My advice, therefore, is not about the first-order “how to make knowledge together,” but rather about how we can promote culture change to appropriately value social meaning-making and reflective practice.
My suggestions:
- Recognize that it takes active resistance for interpretation spaces to thrive in tech orgs. There is such a strong pull in our work systems to decompose work that it’s borderline revolutionary to center integration and meaning instead. It is likely to be uncomfortable and probably won’t be directly rewarded.
- Notice the conditions under which you are a not good as a knowledge-maker (e.g. early mornings, after too many other meetings). Avoid collaboration under those circumstances, because it reinforces the devaluation of collaborative spaces.
- Positively reinforce the meaning-making parts in meeting spaces. Example: “this conversation was valuable — I’d hadn’t realized we were using different definitions!”
- Negatively reinforce the one-way or mechanical tasks in shared spaces Examples: shift simpler communciations to written or recorded media, ringfence reading time for others if necessary, and most importantly, lead by actually reading what others communicate to you async.
- Be mindful of zoom levels and different cognitive tasks. Although people may be passively gathering signals on different levels, it’s difficult and disorienting when the actual conversation shifts levels and lenses too fast. It helps to develop a richer understanding of different sub-activities of knowledge production.
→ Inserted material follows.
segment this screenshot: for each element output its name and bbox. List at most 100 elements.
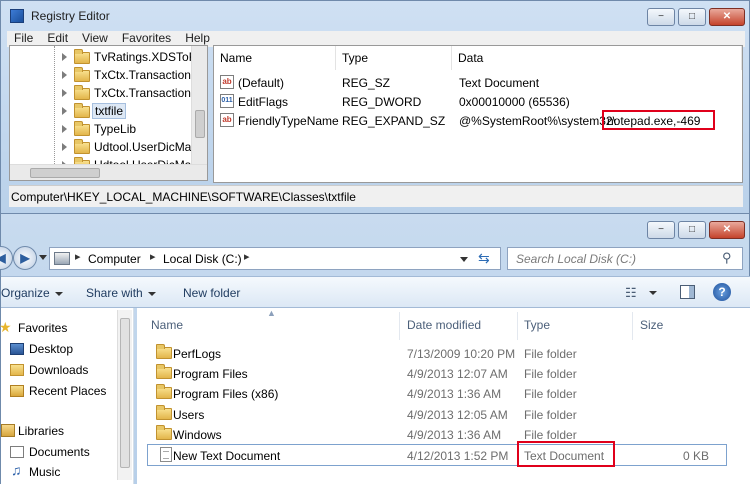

- Resist the urge to fill in the hunger for meaning with lists and tasks. Conversations with these as a primary focus are the empty calories of a working life. Fair play if they exist to provoke the useful conversations, though.
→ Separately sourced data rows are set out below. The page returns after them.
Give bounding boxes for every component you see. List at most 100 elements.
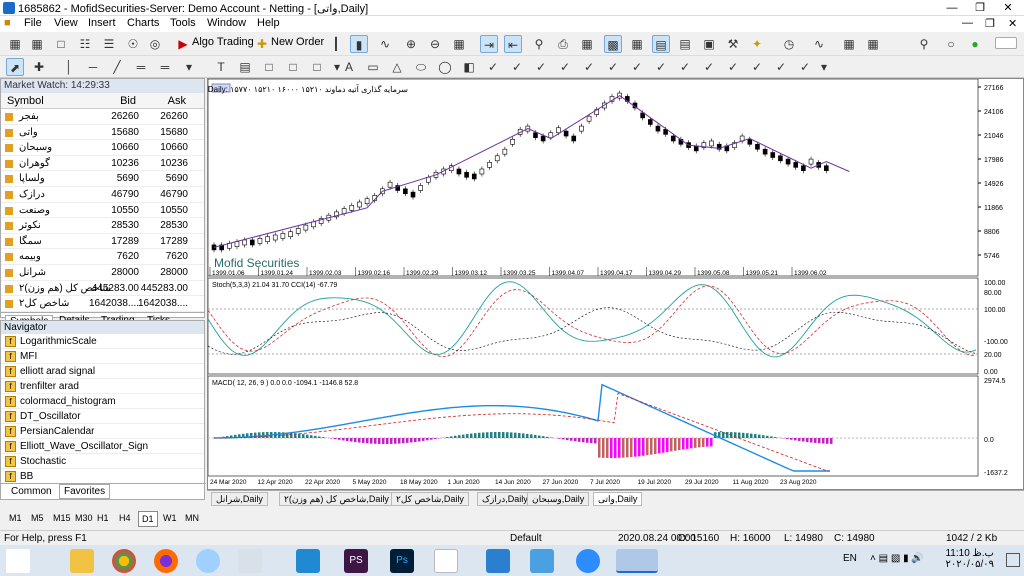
tray-icons[interactable]: ˄ ▤ ▧ ▮ 🔊 <box>870 553 924 564</box>
notepad-icon[interactable] <box>434 549 458 573</box>
col-ask[interactable]: Ask <box>168 95 186 107</box>
pen-icon[interactable] <box>238 549 262 573</box>
market-watch-row[interactable]: گوهران 10236 10236 <box>1 156 204 172</box>
menu-insert[interactable]: Insert <box>88 17 116 29</box>
tile-windows-icon[interactable]: ▦ <box>450 35 468 53</box>
period-separators-icon[interactable]: ▤ <box>676 35 694 53</box>
mdi-close-button[interactable]: ✕ <box>1008 17 1017 30</box>
notifications-icon[interactable] <box>1006 553 1020 567</box>
auto-scroll-icon[interactable]: ⇥ <box>480 35 498 53</box>
navigator-item[interactable]: f DT_Oscillator <box>1 409 204 424</box>
chart-shift-icon[interactable]: ⇤ <box>504 35 522 53</box>
candlestick-chart-icon[interactable]: ▮ <box>350 35 368 53</box>
elliott-14-icon[interactable]: ✓ <box>748 58 766 76</box>
grid-icon[interactable]: ▦ <box>578 35 596 53</box>
search-icon-right[interactable]: ⚲ <box>915 35 933 53</box>
navigator-item[interactable]: f MFI <box>1 349 204 364</box>
market-watch-row[interactable]: درازک 46790 46790 <box>1 187 204 203</box>
elliott-1-icon[interactable]: ◯ <box>436 58 454 76</box>
mdi-restore-button[interactable]: ❐ <box>985 17 995 30</box>
bar-chart-icon[interactable]: ┃ <box>327 35 345 53</box>
chat-icon[interactable]: ○ <box>942 35 960 53</box>
elliott-13-icon[interactable]: ✓ <box>724 58 742 76</box>
strategy-tester-icon[interactable]: ∿ <box>810 35 828 53</box>
elliott-15-icon[interactable]: ✓ <box>772 58 790 76</box>
elliott-16-icon[interactable]: ✓ <box>796 58 814 76</box>
market-watch-row[interactable]: شاخص کل۲ 1642038.... 1642038.... <box>1 296 204 312</box>
navigator-item[interactable]: f Stochastic <box>1 454 204 469</box>
close-button[interactable]: ✕ <box>994 0 1022 16</box>
triangle-dropdown-icon[interactable]: ▾ <box>180 58 198 76</box>
signal-level-icon[interactable]: ● <box>966 35 984 53</box>
menu-window[interactable]: Window <box>207 17 246 29</box>
zoom-out-icon[interactable]: ⊖ <box>426 35 444 53</box>
print-icon[interactable]: ⎙ <box>554 35 572 53</box>
horizontal-line-icon[interactable]: ─ <box>84 58 102 76</box>
new-chart-icon[interactable]: ▦ <box>6 35 24 53</box>
chrome-icon[interactable] <box>112 549 136 573</box>
col-symbol[interactable]: Symbol <box>7 95 44 107</box>
paint-icon[interactable] <box>196 549 220 573</box>
arrows-icon[interactable]: □ <box>284 58 302 76</box>
search-icon[interactable]: ⚲ <box>530 35 548 53</box>
more-dropdown-icon[interactable]: ▾ <box>815 58 833 76</box>
phpstorm-icon[interactable]: PS <box>344 549 368 573</box>
timeframe-m5[interactable]: M5 <box>28 511 47 525</box>
ellipse-icon[interactable]: ⬭ <box>412 58 430 76</box>
new-order-icon[interactable]: ✚ <box>253 35 271 53</box>
indicators-icon[interactable]: ▤ <box>652 35 670 53</box>
menu-help[interactable]: Help <box>257 17 280 29</box>
elliott-5-icon[interactable]: ✓ <box>532 58 550 76</box>
market-watch-row[interactable]: نکوثر 28530 28530 <box>1 218 204 234</box>
menu-file[interactable]: File <box>24 17 42 29</box>
col-bid[interactable]: Bid <box>120 95 136 107</box>
photoshop-icon[interactable]: Ps <box>390 549 414 573</box>
menu-tools[interactable]: Tools <box>170 17 196 29</box>
chart-tab[interactable]: شرانل,Daily <box>211 492 268 506</box>
history-icon[interactable]: ▦ <box>840 35 858 53</box>
navigator-item[interactable]: f colormacd_histogram <box>1 394 204 409</box>
data-window-icon[interactable]: ☰ <box>100 35 118 53</box>
elliott-6-icon[interactable]: ✓ <box>556 58 574 76</box>
elliott-2-icon[interactable]: ◧ <box>460 58 478 76</box>
parallel-channel-icon[interactable]: ═ <box>132 58 150 76</box>
network-app-icon[interactable] <box>530 549 554 573</box>
mdi-minimize-button[interactable]: — <box>962 17 973 29</box>
timeframe-m30[interactable]: M30 <box>72 511 96 525</box>
line-chart-icon[interactable]: ∿ <box>376 35 394 53</box>
triangle-icon[interactable]: △ <box>388 58 406 76</box>
firefox-icon[interactable] <box>154 549 178 573</box>
minimize-button[interactable]: — <box>938 0 966 16</box>
vscode-icon[interactable] <box>296 549 320 573</box>
market-watch-row[interactable]: وصنعت 10550 10550 <box>1 203 204 219</box>
metatrader-task-icon[interactable] <box>616 549 658 573</box>
navigator-item[interactable]: f elliott arad signal <box>1 364 204 379</box>
app-blue-icon[interactable] <box>486 549 510 573</box>
terminal-icon[interactable]: ▣ <box>700 35 718 53</box>
menu-doc-icon[interactable]: ■ <box>4 17 11 29</box>
algo-trading-icon[interactable]: ▶ <box>174 35 192 53</box>
trendline-icon[interactable]: ╱ <box>108 58 126 76</box>
profiles-icon[interactable]: ▦ <box>28 35 46 53</box>
navigator-icon[interactable]: ☉ <box>124 35 142 53</box>
elliott-3-icon[interactable]: ✓ <box>484 58 502 76</box>
navigator-item[interactable]: f Elliott_Wave_Oscillator_Sign <box>1 439 204 454</box>
timeframe-m1[interactable]: M1 <box>6 511 25 525</box>
cursor-icon[interactable]: ⬈ <box>6 58 24 76</box>
timeframe-m15[interactable]: M15 <box>50 511 74 525</box>
shape-a-icon[interactable]: A <box>340 58 358 76</box>
market-watch-row[interactable]: ولساپا 5690 5690 <box>1 171 204 187</box>
chart-tab[interactable]: وسبحان,Daily <box>527 492 590 506</box>
timeframe-h1[interactable]: H1 <box>94 511 112 525</box>
elliott-11-icon[interactable]: ✓ <box>676 58 694 76</box>
volumes-icon[interactable]: ▩ <box>604 35 622 53</box>
timeframe-d1[interactable]: D1 <box>138 511 158 527</box>
elliott-9-icon[interactable]: ✓ <box>628 58 646 76</box>
start-icon[interactable] <box>6 549 30 573</box>
market-watch-row[interactable]: شرانل 28000 28000 <box>1 265 204 281</box>
fibonacci-icon[interactable]: ═ <box>156 58 174 76</box>
timeframe-w1[interactable]: W1 <box>160 511 180 525</box>
new-order-button[interactable]: New Order <box>271 36 324 48</box>
tab-common[interactable]: Common <box>11 486 52 497</box>
timeframe-mn[interactable]: MN <box>182 511 202 525</box>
- Shift personal development away from project management mechanics like backlog management or forecasting and towards knowledge and communication topics like facilitation, collaborative decision-making, effective writing.
- Get inspired by learning collectives. There are many, but I’ll highlight Decolonial Futures as doing especially interesting and radical work.
And finally please. Please. PLEASE stop saying that meetings aren’t work. That’s toxic productivity culture speaking. That’s the dominant power structure trying to preserve a split between thinkers and doers. It’s a perspective that rejects the dignity of knowledge work and of your colleagues as knowers. If we want to do justice to ourselves and our fellow thinkers, if we want fulfil the promise of knowledge work as creating and not merely extracting value, we can start by honoring our meeting spaces.